Grundbegriffe

Worauf es deswegen bei dem Studium der Wissenschaft ankommt, ist die Anstrengung des Begriffs auf sich zu nehmen.

(G.F.W. Hegel)
Nicolai Hartmann

„Gedanken ohne Inhalt sind leer, Anschauungen ohne Begriffe blind

Von den Begriffen geht eine eigentümliche Macht aus. Wofür es Namen gibt, da erwarten wir eine Sache oder einen Sachverhalt. Begriffe beinhalten immer schon weltanschauliche Tendenzen. Sie bestimmen mit darüber, wie die Gegenstände unserer Betrachtung uns erscheinen, die in ihrem Lichte sichtbar werden. Hegel forderte deshalb die „"Arbeit am Begriff"; denn er war der Meinung, dass Begriffe im Laufe der Geschichte ihres Gebrauchs „absinken". Zu Zeiten ihrer Prägung standen sie im Kontext einer Weltsicht, die für jeden anwesend war, der sie benutzte. Wir wollen sie hier nicht antiquarisch konservieren, sondern uns von dem darin greifbar werdenden Geist berühren lassen.
Wenn also zu jedem Begriff ein weltanschaulicher Bezugsrahmen gehört, dann reicht es nicht aus, in Kurzdefinitionen auf diese uns oft nicht mehr zugänglichen Anschauungen zu verweisen. Anders als in den Naturwissenschaften, in denen eindeutige Bestimmungen im Vorfeld erforderlich und nützlich sind, wird in der hermeneutischen Tradition der umgekehrte Weg eingeschlagen: Aus der Vielfalt der Problembezüge bildet sich am Schluss der Ausführungen günstigenfalls das mit dem Begriff Gemeinte deutlicher ab als zuvor.
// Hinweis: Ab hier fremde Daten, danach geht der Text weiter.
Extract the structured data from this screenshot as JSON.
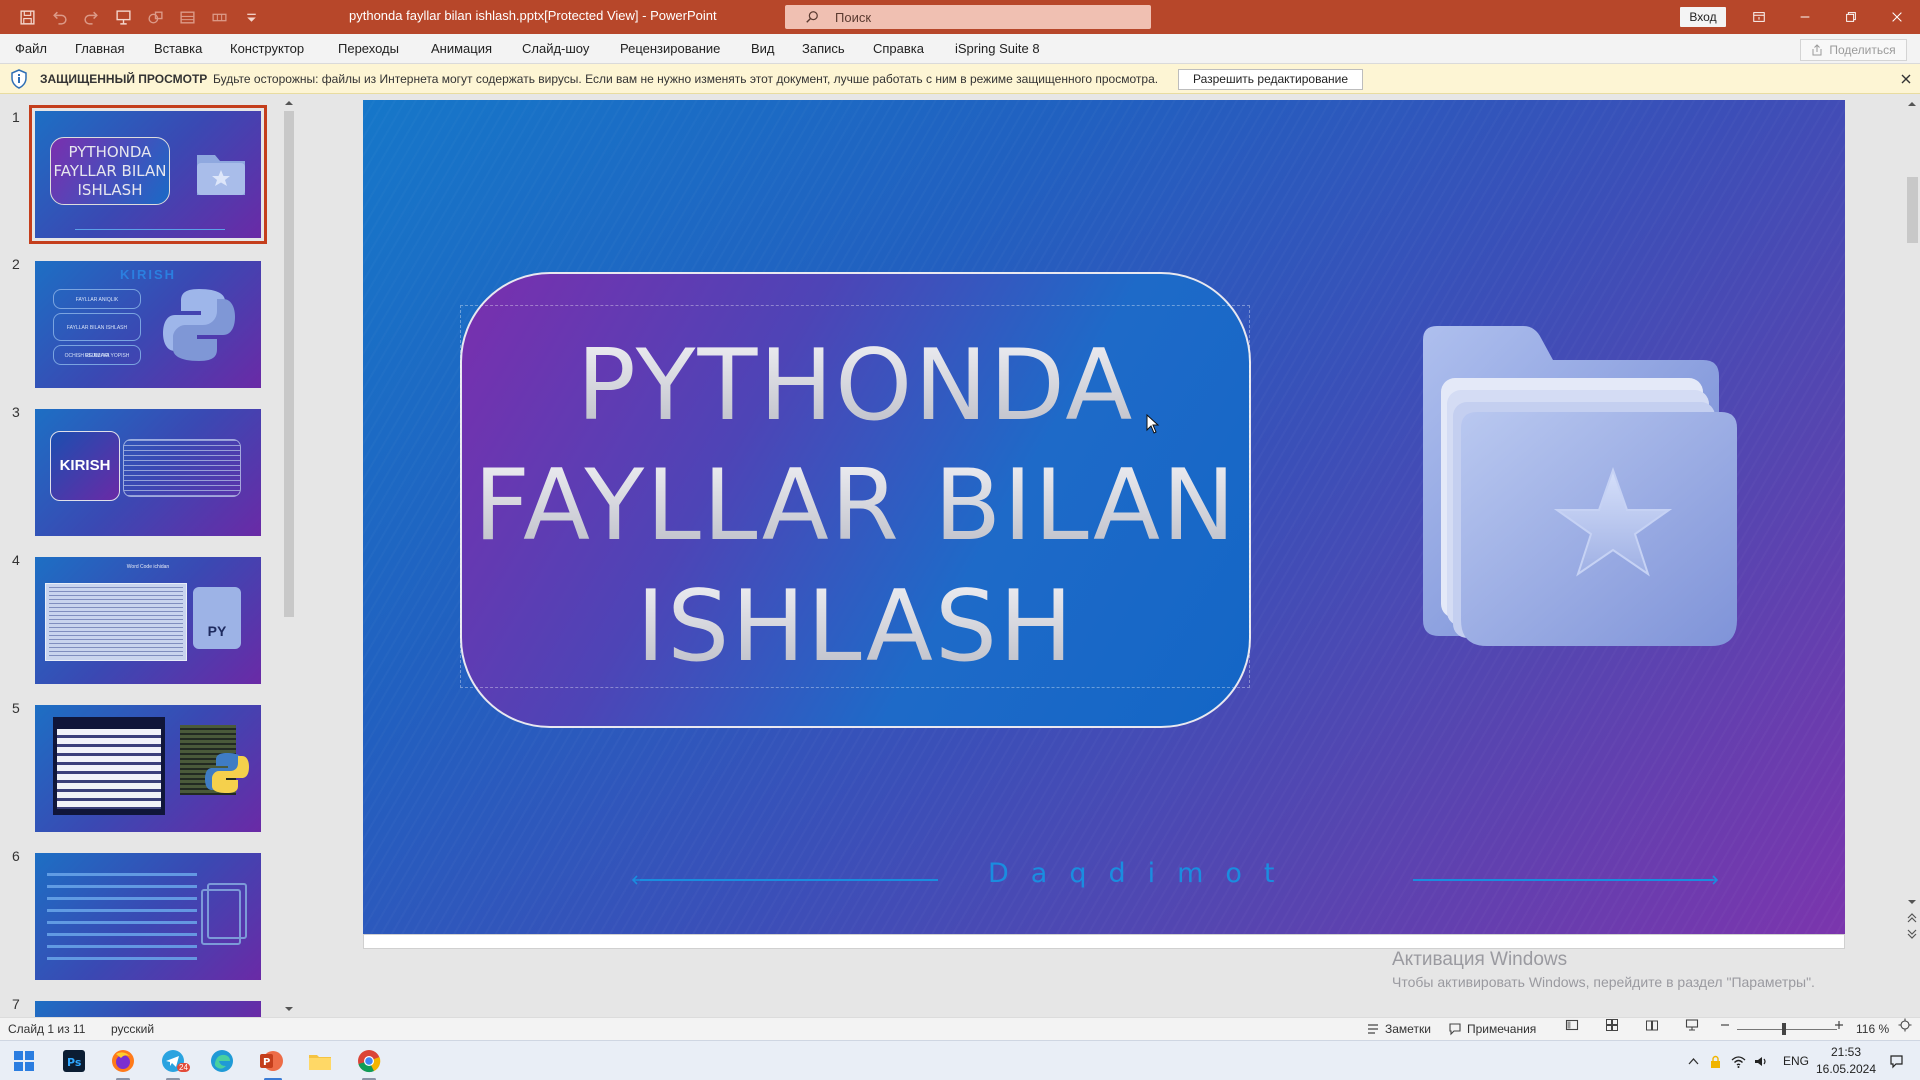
{
  "window": {
    "title": "pythonda fayllar bilan ishlash.pptx[Protected View]  -  PowerPoint",
    "search_placeholder": "Поиск",
    "login_label": "Вход"
  },
  "ribbon": {
    "tabs": [
      "Файл",
      "Главная",
      "Вставка",
      "Конструктор",
      "Переходы",
      "Анимация",
      "Слайд-шоу",
      "Рецензирование",
      "Вид",
      "Запись",
      "Справка",
      "iSpring Suite 8"
    ],
    "share_label": "Поделиться"
  },
  "protected_view": {
    "title": "ЗАЩИЩЕННЫЙ ПРОСМОТР",
    "message": "Будьте осторожны: файлы из Интернета могут содержать вирусы. Если вам не нужно изменять этот документ, лучше работать с ним в режиме защищенного просмотра.",
    "enable_button": "Разрешить редактирование"
  },
  "thumbnails": {
    "numbers": [
      "1",
      "2",
      "3",
      "4",
      "5",
      "6",
      "7"
    ],
    "slide1": {
      "line1": "PYTHONDA",
      "line2": "FAYLLAR BILAN",
      "line3": "ISHLASH"
    },
    "slide2": {
      "heading": "KIRISH",
      "items": [
        "FAYLLAR ANIQLIK",
        "FAYLLAR BILAN ISHLASH USULLARI",
        "OCHISH REJIMI VA YOPISH"
      ]
    },
    "slide3": {
      "heading": "KIRISH"
    },
    "slide4": {
      "heading": "Word Code ichidan",
      "badge": "PY"
    }
  },
  "slide": {
    "title_lines": [
      "PYTHONDA",
      "FAYLLAR BILAN",
      "ISHLASH"
    ],
    "footer_text": "Daqdimot"
  },
  "watermark": {
    "line1": "Активация Windows",
    "line2": "Чтобы активировать Windows, перейдите в раздел \"Параметры\"."
  },
  "statusbar": {
    "slide_info": "Слайд 1 из 11",
    "language": "русский",
    "notes": "Заметки",
    "comments": "Примечания",
    "zoom": "116 %"
  },
  "taskbar": {
    "apps": [
      "start-icon",
      "photoshop-icon",
      "firefox-icon",
      "telegram-icon",
      "edge-icon",
      "powerpoint-icon",
      "file-explorer-icon",
      "chrome-icon"
    ],
    "telegram_badge": "24",
    "lang": "ENG",
    "time": "21:53",
    "date": "16.05.2024"
  },
  "colors": {
    "title_bar": "#b7472a",
    "accent_selection": "#c43e1c",
    "slide_gradient_start": "#1677c9",
    "slide_gradient_end": "#7b35ad",
    "footer_text": "#1a8de0"
  }
}
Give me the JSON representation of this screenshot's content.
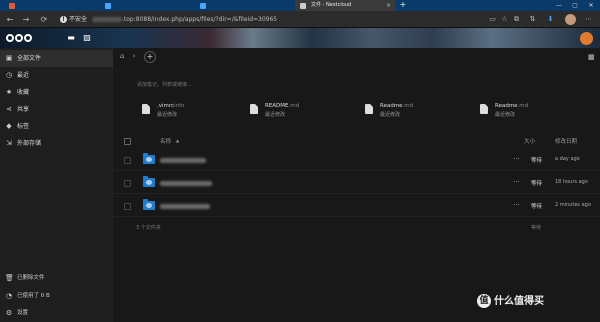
{
  "browser": {
    "tabs": [
      {
        "title": "",
        "fav_color": "#e05a3a"
      },
      {
        "title": "",
        "fav_color": "#4aa3ff"
      },
      {
        "title": "",
        "fav_color": "#4aa3ff"
      },
      {
        "title": "文件 - Nextcloud",
        "fav_color": "#cccccc"
      }
    ],
    "new_tab": "+",
    "window_controls": [
      "—",
      "▢",
      "✕"
    ],
    "back": "←",
    "forward": "→",
    "reload": "⟳",
    "insecure_label": "不安全",
    "url_text": ".top:8088/index.php/apps/files/?dir=/&fileid=30965"
  },
  "header": {
    "app_icons": [
      "folder-icon",
      "image-icon"
    ]
  },
  "sidebar": {
    "items": [
      {
        "label": "全部文件",
        "icon": "folder-icon",
        "glyph": "▣",
        "active": true
      },
      {
        "label": "最近",
        "icon": "clock-icon",
        "glyph": "◷",
        "active": false
      },
      {
        "label": "收藏",
        "icon": "star-icon",
        "glyph": "★",
        "active": false
      },
      {
        "label": "共享",
        "icon": "share-icon",
        "glyph": "⋖",
        "active": false
      },
      {
        "label": "标签",
        "icon": "tag-icon",
        "glyph": "◆",
        "active": false
      },
      {
        "label": "外部存储",
        "icon": "external-storage-icon",
        "glyph": "⇲",
        "active": false
      }
    ],
    "bottom": [
      {
        "label": "已删除文件",
        "icon": "trash-icon",
        "glyph": "🗑"
      },
      {
        "label": "已使用了 0 B",
        "icon": "pie-icon",
        "glyph": "◔"
      },
      {
        "label": "设置",
        "icon": "gear-icon",
        "glyph": "⚙"
      }
    ]
  },
  "main": {
    "breadcrumb_home": "⌂",
    "breadcrumb_sep": "›",
    "add_label": "+",
    "grid_toggle": "▦",
    "description_placeholder": "添加笔记，列表或链接...",
    "recent": [
      {
        "name": ".vimrc",
        "ext": "info",
        "sub": "最近修改"
      },
      {
        "name": "README",
        "ext": ".md",
        "sub": "最近修改"
      },
      {
        "name": "Readme",
        "ext": ".md",
        "sub": "最近修改"
      },
      {
        "name": "Readme",
        "ext": ".md",
        "sub": "最近修改"
      }
    ],
    "columns": {
      "name": "名称",
      "size": "大小",
      "modified": "修改日期"
    },
    "sort_indicator": "▲",
    "rows": [
      {
        "more": "···",
        "size": "等待",
        "modified": "a day ago"
      },
      {
        "more": "···",
        "size": "等待",
        "modified": "18 hours ago"
      },
      {
        "more": "···",
        "size": "等待",
        "modified": "2 minutes ago"
      }
    ],
    "summary": "3 个文件夹",
    "summary_size": "等待"
  },
  "watermark": {
    "glyph": "值",
    "text": "什么值得买"
  }
}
Die Auswahl unserer Grundbegriffe verfolgt die Absicht, die besondere Sichtweise der Tiefenpsychologie und ihrer Weiterentwicklungen deutend zu beschreiben. Auch wenn man unserer Auswahl subjektive Willkür vorhalten kann, so bemühen wir uns doch, eine gewisse Breite und Tiefe anzustreben. Dabei wird jedoch manches den ‚methodenbewussten' Erkenntnistheoretiker irritieren. Wir möchten potenzielle Liebhaber unserer durchaus liebenswerten Wissenschaft ansprechen und nehmen in Kauf, wenn wir streng-akademischen Maßstäben nicht genügen sollten.

Was wir hier anstreben, dazu heißt es bei Nicolai Hartmann:
„"Schon um Missverständnisse auszuschließen, bedürfte es einer Definition, und sei es auch bloß einer nominellen. Diesem Erfordernis lässt sich nicht Rechnung tragen. Es ist damit nicht anders als mit den meisten thematischen Grundbegriffen der Philosophie: Materie, Substanz, Leben, Bewusstsein oder gar Sein, Realität, Wert. Wer von solchen Gegenständen handelt, macht unvermeidlich die Erfahrung, dass Nominaldefinitionen der Untersuchung nur hinderlich werden; sie sind nicht nur methodisch irreführend, sondern nicht einmal brauchbare Mittel der Verständigung. Die Wahrheit ist - um es gleich zu sagen -, dass wir solche Grundbegriffe überhaupt nicht definieren können. Die Begriffsbestimmung setzt hier überall die Untersuchung, die erst geführt werden soll, schon voraus. Jedes Bestimmungsstück will erarbeitet sein... Reinlicher, obgleich im Anfang unbefriedigender, ist ein Vorgehen, das auf Vortäuschung logischer Umrissenheit verzichtet, wo keine vorhanden ist. Und es kann sich keine einstellen, bevor die einschlägigen Phänomene geklärt sind. Aus diesen allein lassen sich positive Bestimmungen gewinnen."

Nicolai Hartmann (1933): Das Problem des geistigen Seins. Untersuchungen zur Grundlegung der Geschichtsphilosophie und der Geisteswissenschaften, Göttingen 1962, S. 45f.